When writer William Burroughs wrote his 1961 cut-up novel, The Soft Machine, he was interested in the Piedra del Sol, and especially its role as a control mechanism. It is the story of a man travelling back in time to the Mayan era in his vessel - the body of a young Mexican man. He works his way back in time through practises he develops such as reading old newspapers and making picture collages, watching reversed film and mixing languages on a tape recorder. Ultimately he goes through an operation and some sort of time travel ritual in Mérida, Yucatán. Burroughs even employs the motif of space and time travel through the cut up and rearranged fragments of text, that suggests the constructed nature of reality. Exactly what Hirst points to through his work. How does Cif Amotan II collect a Mickey Mouse in bronze more than 2000 years before it is conceptualized? He reaches across time, he transcends physics, frames, rules. 

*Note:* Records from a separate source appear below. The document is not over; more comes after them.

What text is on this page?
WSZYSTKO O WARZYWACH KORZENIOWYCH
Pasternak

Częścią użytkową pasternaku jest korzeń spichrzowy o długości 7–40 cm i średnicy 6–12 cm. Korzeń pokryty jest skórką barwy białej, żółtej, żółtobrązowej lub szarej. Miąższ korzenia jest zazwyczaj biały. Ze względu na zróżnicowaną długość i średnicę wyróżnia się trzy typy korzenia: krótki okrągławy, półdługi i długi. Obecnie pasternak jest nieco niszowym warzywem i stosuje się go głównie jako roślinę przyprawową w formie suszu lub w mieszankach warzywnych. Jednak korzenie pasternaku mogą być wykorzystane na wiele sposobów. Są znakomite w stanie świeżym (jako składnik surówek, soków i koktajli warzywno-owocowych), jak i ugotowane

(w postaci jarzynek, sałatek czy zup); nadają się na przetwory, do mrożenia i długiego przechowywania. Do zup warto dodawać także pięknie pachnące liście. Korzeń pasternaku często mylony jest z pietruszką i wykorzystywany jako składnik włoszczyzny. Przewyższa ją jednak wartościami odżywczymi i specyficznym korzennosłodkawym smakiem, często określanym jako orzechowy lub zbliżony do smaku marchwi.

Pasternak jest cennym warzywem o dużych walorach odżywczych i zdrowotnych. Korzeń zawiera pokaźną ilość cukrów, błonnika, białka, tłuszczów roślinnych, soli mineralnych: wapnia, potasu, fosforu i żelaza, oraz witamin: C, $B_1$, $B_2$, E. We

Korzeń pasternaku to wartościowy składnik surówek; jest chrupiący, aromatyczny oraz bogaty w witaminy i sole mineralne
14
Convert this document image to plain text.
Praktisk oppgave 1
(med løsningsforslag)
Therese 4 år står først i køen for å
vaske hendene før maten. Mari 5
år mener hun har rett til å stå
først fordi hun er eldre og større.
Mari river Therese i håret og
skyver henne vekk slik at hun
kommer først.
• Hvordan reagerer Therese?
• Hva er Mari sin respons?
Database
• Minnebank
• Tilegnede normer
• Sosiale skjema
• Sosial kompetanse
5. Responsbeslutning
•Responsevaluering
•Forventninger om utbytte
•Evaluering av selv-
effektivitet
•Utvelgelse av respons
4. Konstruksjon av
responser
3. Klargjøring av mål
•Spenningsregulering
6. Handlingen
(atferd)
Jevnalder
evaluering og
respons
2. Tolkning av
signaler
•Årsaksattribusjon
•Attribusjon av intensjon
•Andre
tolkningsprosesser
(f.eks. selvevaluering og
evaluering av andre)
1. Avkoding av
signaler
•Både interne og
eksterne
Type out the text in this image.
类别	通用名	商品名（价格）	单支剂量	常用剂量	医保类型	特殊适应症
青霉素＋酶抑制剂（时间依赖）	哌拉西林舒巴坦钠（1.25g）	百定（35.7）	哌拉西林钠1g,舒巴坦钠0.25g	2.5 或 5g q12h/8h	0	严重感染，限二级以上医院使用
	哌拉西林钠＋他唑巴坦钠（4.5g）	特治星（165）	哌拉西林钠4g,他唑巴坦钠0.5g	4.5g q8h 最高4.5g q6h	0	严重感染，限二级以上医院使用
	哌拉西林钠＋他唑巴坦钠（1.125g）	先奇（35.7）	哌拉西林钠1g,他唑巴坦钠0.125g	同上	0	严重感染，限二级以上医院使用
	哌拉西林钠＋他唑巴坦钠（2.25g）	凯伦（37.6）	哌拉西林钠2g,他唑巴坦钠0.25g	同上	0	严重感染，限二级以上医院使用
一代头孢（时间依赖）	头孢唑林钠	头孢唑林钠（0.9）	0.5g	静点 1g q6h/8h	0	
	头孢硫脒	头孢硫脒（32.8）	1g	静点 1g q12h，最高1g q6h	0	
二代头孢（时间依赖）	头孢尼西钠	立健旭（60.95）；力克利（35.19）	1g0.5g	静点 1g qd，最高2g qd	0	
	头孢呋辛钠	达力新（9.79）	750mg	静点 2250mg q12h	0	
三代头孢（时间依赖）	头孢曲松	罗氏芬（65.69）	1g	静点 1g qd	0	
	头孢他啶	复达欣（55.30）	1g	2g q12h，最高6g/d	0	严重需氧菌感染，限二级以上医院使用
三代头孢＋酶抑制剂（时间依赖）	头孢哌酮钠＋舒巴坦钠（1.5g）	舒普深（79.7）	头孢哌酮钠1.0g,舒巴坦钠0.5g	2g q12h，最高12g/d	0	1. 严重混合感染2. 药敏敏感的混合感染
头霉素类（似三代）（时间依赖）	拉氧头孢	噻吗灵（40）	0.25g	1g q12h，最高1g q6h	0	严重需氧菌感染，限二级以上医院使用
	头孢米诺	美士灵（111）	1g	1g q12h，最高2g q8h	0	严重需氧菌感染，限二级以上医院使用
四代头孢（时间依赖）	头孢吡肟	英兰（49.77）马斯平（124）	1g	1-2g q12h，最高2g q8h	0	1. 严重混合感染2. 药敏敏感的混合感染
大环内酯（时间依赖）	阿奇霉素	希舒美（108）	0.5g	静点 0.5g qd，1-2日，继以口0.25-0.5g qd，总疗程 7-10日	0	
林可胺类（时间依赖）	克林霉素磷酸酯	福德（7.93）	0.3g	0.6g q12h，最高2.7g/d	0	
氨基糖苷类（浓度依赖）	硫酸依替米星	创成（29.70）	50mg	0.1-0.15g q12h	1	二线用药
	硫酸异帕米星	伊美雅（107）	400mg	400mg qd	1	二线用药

It has been suggested, that Hirst’s work should be regarded as art for a post-truth world. A meditation on belief and truth. Beliefs of what art was, is and can be. It points toward the fact that all cultures generate cultures. And that art always builds on other art. Hirst’s work, The Soft Machine and Piedra del Sol all represent a complex cosmological worldview, where time is circular. A world where not the flow of time, but belief and dreams structure and shape truth.

Burroughs was a writer also very interested in dreams. He said he harvested much of the inspiration for his books from dreams. Most of it was nonsense, but that is secondary. Once he woke up and noted a sentence he got in his dream:

“Where naked troubadours shoot snotty baboons”.

And what does this mean? Nothing, but it suggests the existence of a world that works within the limits of our language, but on the other side of logic. Burroughs is actually suggesting, in a lecture he gave in Naropa University in 1980, that our dreams are biologically designed to prepare us, for many things outside of our beliefs. Dreams allow us to explore what our bodies prevent us from doing, he says. And one of Hirst's central points is that we believe what we want to believe. That we can predict and compose our own future, such as the creators of Piedra del Sol did, and believe that it is our reality. If we adopt the initiative, ambition and belief from dreams, we can reshape the rules and reality that define our lives, and construct a new narrative of creation and flow of inspiration. A narrative that is unlogical, unbelievable, dreamy, creative.